Bencana alam kekeringan di akhir Dinasti Ming itu tidak terbatas pada Lembah Sungai Kuning, tetapi menyebar di 20 provinsi dan kota, dan berlangsung selama 4 sampai 8 tahun di sebagian besar wilayah utara daratan. Pada tahun 1637, bencana itu dimulai di bagian barat laut Shaanxi, dan berakhir di Hunan pada tahun 1646. Daerah yang dilanda kekeringan paling parah terkonsentrasi di daerah sekitar Sungai Kuning, Sungai Haihe, dan 15 provinsi dan wilayah di bagian tengah dan hilir Sungai Yangtze.

Bencana yang berkepanjangan ini menyebabkan keruntuhan ekonomi total pada akhir Dinasti Ming dan memperburuk kerusuhan sosial. Pada tahun ke-2 dan tahun ke-3 Chongzhen, pemberontakan petani seperti Li Zicheng dan Zhang Xianzhong meletus di Guanzhong, Shaanxi, dan dalam waktu singkat melanda sebagian besar Tiongkok.
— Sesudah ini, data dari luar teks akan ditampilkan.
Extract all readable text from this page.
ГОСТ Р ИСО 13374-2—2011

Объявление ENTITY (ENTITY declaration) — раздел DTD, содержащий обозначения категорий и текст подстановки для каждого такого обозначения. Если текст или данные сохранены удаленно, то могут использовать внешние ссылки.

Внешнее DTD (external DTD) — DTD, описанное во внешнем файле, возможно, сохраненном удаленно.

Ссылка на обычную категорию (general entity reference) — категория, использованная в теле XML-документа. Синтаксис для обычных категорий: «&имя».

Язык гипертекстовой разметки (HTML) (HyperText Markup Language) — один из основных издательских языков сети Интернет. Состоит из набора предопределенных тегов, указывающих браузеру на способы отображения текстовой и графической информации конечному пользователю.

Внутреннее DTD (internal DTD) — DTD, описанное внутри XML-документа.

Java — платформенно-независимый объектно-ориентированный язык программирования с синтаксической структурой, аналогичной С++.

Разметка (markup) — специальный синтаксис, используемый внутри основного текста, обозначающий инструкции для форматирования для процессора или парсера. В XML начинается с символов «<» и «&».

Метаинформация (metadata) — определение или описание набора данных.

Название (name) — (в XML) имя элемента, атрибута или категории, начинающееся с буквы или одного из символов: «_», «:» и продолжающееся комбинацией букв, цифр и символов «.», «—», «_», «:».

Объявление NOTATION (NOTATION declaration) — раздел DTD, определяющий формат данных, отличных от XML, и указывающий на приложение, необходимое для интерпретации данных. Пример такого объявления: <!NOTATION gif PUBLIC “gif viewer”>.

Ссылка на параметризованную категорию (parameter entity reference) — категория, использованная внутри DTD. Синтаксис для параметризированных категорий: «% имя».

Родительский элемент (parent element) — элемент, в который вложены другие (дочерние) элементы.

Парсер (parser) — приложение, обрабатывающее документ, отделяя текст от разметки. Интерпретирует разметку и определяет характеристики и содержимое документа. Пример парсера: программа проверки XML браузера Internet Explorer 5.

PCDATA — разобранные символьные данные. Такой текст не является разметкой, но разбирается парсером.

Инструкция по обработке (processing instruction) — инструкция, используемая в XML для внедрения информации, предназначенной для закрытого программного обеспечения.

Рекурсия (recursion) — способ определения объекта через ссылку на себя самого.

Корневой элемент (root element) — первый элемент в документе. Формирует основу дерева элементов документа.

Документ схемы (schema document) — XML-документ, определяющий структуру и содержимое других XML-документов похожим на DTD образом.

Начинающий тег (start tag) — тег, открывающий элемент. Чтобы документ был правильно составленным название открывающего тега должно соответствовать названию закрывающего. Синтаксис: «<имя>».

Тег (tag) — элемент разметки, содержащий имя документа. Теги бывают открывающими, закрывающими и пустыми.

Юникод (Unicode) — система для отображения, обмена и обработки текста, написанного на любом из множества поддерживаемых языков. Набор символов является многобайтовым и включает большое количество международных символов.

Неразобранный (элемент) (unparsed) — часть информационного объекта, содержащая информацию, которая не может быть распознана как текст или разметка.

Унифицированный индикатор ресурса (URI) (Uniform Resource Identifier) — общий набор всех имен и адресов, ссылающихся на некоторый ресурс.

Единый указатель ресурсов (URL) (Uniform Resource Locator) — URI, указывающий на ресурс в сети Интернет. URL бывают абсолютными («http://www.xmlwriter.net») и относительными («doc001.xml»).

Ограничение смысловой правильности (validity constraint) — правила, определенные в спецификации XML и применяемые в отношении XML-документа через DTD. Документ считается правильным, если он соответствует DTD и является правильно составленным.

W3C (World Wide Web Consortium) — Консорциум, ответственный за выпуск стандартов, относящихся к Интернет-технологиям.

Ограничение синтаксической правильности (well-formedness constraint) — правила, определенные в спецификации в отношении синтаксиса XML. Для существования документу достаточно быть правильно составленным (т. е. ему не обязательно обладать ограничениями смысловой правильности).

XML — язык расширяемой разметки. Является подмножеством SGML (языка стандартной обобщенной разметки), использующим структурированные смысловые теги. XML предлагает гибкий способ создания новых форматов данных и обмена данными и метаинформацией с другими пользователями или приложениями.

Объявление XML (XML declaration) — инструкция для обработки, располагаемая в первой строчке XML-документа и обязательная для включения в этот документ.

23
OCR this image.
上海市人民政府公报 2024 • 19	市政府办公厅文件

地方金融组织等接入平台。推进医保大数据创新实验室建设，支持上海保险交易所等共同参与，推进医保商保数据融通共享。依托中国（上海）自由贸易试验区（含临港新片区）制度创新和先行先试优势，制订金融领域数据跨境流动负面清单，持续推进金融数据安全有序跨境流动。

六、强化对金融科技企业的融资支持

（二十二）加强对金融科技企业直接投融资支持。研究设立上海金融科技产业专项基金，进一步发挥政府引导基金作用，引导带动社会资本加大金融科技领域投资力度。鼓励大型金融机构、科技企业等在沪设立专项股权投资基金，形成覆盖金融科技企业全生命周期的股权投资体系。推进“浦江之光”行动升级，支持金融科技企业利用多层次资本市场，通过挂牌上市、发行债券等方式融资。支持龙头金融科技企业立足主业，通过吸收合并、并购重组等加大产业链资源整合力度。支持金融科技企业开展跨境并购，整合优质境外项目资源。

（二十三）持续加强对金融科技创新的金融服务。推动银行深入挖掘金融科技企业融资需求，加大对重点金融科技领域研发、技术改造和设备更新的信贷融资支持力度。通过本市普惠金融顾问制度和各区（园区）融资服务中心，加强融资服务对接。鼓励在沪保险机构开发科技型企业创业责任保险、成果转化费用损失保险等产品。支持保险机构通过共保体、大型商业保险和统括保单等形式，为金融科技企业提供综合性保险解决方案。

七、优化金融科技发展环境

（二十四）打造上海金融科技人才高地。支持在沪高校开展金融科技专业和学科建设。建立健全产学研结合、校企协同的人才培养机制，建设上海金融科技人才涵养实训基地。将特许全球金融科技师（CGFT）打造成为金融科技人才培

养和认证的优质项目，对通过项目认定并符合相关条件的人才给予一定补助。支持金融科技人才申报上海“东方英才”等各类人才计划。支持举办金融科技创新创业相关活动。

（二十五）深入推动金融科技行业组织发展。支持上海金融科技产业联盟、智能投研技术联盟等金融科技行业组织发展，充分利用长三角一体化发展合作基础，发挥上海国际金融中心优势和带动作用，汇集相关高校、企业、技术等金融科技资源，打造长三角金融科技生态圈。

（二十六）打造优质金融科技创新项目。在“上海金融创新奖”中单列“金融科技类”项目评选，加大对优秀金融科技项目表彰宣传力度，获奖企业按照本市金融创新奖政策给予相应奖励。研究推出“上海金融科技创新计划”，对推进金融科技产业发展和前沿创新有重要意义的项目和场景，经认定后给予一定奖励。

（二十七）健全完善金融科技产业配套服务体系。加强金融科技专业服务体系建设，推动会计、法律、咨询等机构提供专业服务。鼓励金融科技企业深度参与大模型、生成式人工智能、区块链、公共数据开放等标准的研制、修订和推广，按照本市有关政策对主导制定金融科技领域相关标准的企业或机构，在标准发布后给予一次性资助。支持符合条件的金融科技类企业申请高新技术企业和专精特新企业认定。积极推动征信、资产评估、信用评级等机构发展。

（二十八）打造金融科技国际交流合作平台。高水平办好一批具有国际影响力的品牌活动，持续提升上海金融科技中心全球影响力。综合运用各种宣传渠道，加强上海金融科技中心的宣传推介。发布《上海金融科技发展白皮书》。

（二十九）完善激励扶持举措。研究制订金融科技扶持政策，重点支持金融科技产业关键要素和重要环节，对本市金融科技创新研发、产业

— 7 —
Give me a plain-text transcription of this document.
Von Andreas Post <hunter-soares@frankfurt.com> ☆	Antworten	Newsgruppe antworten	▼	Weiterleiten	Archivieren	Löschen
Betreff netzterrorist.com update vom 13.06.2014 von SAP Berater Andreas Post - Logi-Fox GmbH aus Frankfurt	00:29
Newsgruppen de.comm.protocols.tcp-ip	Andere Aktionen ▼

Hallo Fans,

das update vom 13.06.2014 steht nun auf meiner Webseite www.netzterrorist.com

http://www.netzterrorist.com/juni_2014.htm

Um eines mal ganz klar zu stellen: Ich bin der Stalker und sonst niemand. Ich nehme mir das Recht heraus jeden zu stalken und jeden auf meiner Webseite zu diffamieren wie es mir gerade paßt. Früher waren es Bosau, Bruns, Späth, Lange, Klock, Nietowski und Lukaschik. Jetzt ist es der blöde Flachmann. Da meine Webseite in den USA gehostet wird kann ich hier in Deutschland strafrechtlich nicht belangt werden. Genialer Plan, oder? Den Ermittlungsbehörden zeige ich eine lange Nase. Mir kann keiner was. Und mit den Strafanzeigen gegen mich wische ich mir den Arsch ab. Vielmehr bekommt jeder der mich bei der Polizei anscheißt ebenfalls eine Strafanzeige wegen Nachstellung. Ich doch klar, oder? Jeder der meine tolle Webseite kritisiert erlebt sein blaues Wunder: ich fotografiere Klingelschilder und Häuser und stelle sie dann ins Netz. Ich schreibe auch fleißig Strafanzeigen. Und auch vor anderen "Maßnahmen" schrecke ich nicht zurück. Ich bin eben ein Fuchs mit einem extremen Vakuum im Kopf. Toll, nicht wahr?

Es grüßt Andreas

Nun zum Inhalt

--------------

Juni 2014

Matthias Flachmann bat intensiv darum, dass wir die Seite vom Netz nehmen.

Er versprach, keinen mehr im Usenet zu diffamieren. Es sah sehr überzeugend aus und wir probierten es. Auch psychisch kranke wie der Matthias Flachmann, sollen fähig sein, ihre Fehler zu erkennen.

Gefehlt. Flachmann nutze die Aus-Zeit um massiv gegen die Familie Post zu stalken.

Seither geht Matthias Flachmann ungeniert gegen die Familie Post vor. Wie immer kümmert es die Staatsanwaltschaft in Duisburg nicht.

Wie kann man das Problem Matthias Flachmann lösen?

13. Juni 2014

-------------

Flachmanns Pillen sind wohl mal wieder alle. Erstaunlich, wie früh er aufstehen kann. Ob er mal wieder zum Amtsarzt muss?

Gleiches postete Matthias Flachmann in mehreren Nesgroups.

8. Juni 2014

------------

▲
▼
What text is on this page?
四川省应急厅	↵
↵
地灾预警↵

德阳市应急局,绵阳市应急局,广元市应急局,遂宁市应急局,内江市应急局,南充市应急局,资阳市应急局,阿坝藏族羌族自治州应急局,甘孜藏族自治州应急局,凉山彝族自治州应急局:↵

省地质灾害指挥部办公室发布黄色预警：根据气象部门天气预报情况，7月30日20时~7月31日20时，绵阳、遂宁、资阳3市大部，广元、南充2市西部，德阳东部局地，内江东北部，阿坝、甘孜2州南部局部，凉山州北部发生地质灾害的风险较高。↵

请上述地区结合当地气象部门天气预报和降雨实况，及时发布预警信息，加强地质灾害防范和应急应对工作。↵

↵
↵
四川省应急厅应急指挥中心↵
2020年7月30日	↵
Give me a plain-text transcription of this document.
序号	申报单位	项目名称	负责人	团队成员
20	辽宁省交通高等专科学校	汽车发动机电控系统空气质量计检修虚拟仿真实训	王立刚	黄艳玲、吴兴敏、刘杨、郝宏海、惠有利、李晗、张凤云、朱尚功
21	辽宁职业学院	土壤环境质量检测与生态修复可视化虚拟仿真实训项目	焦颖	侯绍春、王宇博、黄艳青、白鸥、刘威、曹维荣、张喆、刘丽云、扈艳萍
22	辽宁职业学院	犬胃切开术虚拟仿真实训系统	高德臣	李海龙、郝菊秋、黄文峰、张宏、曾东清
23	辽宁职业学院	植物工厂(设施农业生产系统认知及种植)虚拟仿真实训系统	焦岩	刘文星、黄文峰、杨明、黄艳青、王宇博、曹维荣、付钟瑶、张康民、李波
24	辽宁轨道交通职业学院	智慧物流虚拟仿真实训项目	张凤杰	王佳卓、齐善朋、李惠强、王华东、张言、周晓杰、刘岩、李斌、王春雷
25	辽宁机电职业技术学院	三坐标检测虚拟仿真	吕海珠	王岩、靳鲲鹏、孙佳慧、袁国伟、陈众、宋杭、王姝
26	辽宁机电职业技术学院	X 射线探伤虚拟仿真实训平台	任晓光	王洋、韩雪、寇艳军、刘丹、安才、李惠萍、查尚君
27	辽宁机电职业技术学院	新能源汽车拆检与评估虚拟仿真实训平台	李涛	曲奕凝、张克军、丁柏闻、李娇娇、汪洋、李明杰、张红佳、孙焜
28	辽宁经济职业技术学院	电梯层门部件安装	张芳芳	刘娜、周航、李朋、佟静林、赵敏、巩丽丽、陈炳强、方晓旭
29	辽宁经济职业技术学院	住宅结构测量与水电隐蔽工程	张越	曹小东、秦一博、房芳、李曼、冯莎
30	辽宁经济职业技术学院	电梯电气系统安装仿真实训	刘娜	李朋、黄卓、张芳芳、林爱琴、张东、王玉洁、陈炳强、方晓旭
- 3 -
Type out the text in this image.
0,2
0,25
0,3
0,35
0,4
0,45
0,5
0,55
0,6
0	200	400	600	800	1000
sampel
Dinasti Ming akhirnya runtuh dan digantikan oleh dinasti baru yakni Dinasti Qing.

Inspirasi dan asosiasi yang tak ada habisnya selalu menyertai kita saat menyimak kembali perjalanan sejarah Tiongkok.

Ketika kita menengok Tiongkok hari ini yang sedang mengalami kekeringan dan udara panas, tentu saja perekonomian dan penghidupan masyarakat di sana menjadi terancam. Seperti yang telah kita sebutkan tadi, industri primer, yaitu pertanian adalah yang pertama menanggung beban berat, dan para petani di daerah yang dilanda bencana tentu saja paling menderita.

Dengan menerapkan pembatasan dan pemadaman listrik, maka bencana buatan manusia, yaitu kekurangan listrik juga menjadi godam yang memukul ekonomi Tiongkok yang nyaris roboh. Mengenai keterbatasan persediaan energi listrik, pihak berwenang Tiongkok mengatakan bahwa itu karena air Sungai Yangtze yang berkurang, sehingga daerah-daerah sekitarnya menghadapi krisis kekurangan listrik. Terlepas dari benar tidaknya alasan tersebut, tetapi tindakan pembatasan benar-benar menjadi bencana bagi daerah-daerah yang mengalami pemadaman listrik.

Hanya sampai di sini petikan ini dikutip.